Les familles y trouvent aussi une nouvelle formule. Les enfants découvrent la montagne autrement que par les pistes de ski : les animaux, les sentiers, les carnets pédagogiques, la biodiversité, les clubs où l’on se fait des copains loin des écrans. Les parents, eux, peuvent retrouver un peu de temps pour eux, ce luxe devenu rare. Un spa, une séance de yoga, de respiration, de pilates ou simplement une terrasse face aux sommets peuvent suffire à créer cette sensation presque oubliée : ne rien avoir à prouver, seulement être là.

Les Résidences Clubs MMV s’inscrivent dans cette évolution en proposant des séjours d’été pensés autour de cette idée de ralentissement : appartements indépendants, ambiances de bois et de pierre, espaces bien-être, activités douces, clubs enfants, randonnées accompagnées, moments conviviaux et bornes de recharge électrique dans plusieurs stations. L’idée n’est pas seulement d’héberger des vacanciers, mais de leur offrir une manière moins nerveuse d’habiter leurs vacances. Serre Chevalier, Sainte-Foy, Arêches-Beaufort, Samoëns, Les Ménuires ou encore La Plagne deviennent ainsi des décors possibles d’un été moins agressif, moins bruyant, moins saturé.

Ce retour vers la montagne est peut-être aussi un retour vers une forme de bon sens. Quand le thermomètre s’emballe, pourquoi vouloir absolument s’entasser là où tout le monde va ? Quand la vie quotidienne est déjà pleine de bruit, pourquoi choisir des vacances encore plus bruyantes ? Quand nos cerveaux sont saturés d’alertes, de messages et d’images, pourquoi ne pas chercher un lieu où le paysage, enfin, prend plus de place que l’écran ?

L’été à la montagne ne remplacera pas la mer, et ce n’est pas le sujet. Il propose autre chose. Une respiration. Une parenthèse.
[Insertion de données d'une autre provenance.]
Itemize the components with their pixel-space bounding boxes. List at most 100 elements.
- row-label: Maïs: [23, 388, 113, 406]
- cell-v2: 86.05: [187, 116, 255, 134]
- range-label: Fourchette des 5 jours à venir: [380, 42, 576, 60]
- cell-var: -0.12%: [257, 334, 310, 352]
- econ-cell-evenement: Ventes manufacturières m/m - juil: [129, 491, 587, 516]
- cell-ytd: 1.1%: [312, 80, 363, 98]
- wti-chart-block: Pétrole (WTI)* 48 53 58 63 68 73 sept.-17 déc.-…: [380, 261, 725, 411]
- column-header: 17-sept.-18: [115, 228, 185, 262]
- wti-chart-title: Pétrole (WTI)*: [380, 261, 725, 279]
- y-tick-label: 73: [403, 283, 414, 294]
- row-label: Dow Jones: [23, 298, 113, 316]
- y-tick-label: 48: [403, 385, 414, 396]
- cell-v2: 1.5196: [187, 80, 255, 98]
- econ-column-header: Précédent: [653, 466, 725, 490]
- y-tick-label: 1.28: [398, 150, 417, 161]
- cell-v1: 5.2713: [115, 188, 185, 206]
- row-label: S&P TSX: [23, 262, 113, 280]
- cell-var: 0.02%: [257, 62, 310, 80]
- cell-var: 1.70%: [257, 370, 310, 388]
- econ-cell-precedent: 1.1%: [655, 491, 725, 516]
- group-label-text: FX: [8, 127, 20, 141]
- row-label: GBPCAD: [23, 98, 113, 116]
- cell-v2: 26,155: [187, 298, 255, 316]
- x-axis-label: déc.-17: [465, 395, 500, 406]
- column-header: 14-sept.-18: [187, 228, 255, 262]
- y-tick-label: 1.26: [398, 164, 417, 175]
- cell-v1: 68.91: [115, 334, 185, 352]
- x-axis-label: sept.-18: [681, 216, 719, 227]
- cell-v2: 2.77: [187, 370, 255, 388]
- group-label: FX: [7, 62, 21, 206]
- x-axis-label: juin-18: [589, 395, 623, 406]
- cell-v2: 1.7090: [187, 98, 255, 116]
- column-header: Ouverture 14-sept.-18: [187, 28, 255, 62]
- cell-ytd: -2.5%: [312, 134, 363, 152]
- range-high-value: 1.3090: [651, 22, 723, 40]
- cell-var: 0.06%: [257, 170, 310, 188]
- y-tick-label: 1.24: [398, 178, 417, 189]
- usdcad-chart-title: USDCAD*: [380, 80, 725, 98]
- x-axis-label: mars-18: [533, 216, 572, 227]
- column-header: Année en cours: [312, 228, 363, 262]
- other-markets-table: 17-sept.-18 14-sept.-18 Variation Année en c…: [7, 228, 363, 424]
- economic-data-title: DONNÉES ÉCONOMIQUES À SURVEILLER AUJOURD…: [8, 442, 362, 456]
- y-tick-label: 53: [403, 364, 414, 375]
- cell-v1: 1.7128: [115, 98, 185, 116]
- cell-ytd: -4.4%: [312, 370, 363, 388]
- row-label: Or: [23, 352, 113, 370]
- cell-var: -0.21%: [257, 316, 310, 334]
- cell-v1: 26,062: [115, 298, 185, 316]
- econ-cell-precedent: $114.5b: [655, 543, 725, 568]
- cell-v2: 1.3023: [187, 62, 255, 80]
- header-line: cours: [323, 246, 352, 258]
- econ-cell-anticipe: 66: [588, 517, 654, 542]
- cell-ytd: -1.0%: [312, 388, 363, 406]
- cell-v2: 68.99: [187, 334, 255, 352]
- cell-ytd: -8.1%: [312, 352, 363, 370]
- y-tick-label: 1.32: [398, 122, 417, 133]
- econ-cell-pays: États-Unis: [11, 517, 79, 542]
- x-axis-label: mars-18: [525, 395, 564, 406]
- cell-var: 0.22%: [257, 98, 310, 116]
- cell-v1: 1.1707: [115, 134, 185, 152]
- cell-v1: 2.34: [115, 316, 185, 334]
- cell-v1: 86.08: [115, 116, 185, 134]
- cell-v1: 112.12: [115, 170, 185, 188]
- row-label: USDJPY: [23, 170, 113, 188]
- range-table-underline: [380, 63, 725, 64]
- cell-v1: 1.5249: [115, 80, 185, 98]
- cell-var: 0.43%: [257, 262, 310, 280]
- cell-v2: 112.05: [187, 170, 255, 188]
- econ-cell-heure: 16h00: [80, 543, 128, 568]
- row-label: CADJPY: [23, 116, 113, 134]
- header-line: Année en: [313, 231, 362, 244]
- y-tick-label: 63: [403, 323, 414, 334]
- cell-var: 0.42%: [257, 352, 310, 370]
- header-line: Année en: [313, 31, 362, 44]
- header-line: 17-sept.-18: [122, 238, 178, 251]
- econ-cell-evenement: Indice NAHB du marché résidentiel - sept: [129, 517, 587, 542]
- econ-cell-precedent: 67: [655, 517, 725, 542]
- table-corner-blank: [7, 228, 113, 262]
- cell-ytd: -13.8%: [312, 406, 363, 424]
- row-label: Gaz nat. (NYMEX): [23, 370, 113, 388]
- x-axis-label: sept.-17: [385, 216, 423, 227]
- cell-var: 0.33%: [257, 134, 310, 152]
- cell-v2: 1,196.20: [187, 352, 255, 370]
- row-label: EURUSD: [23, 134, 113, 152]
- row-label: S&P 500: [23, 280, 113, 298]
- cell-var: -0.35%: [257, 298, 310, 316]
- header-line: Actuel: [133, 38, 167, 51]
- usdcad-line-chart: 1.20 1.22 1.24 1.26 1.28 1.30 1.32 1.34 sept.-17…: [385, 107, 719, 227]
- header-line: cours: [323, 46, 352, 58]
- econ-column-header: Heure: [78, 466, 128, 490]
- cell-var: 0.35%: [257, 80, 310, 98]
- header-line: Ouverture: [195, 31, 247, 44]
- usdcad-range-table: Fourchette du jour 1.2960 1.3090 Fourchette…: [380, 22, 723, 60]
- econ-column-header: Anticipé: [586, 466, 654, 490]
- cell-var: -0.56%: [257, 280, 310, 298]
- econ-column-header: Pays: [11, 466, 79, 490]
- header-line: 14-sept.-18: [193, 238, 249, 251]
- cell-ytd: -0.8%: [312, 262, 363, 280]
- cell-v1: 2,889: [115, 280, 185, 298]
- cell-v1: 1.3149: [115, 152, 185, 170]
Une manière de se souvenir que les vacances ne devraient pas seulement servir à changer de décor, mais à changer de rythme. Dans une société qui nous pousse sans cesse à accélérer, prendre de l’altitude devient peut-être l’un des gestes les plus simples et les plus intelligents qui soient. Monter pour ralentir. Partir pour se retrouver. Respirer, enfin, avant de redescendre.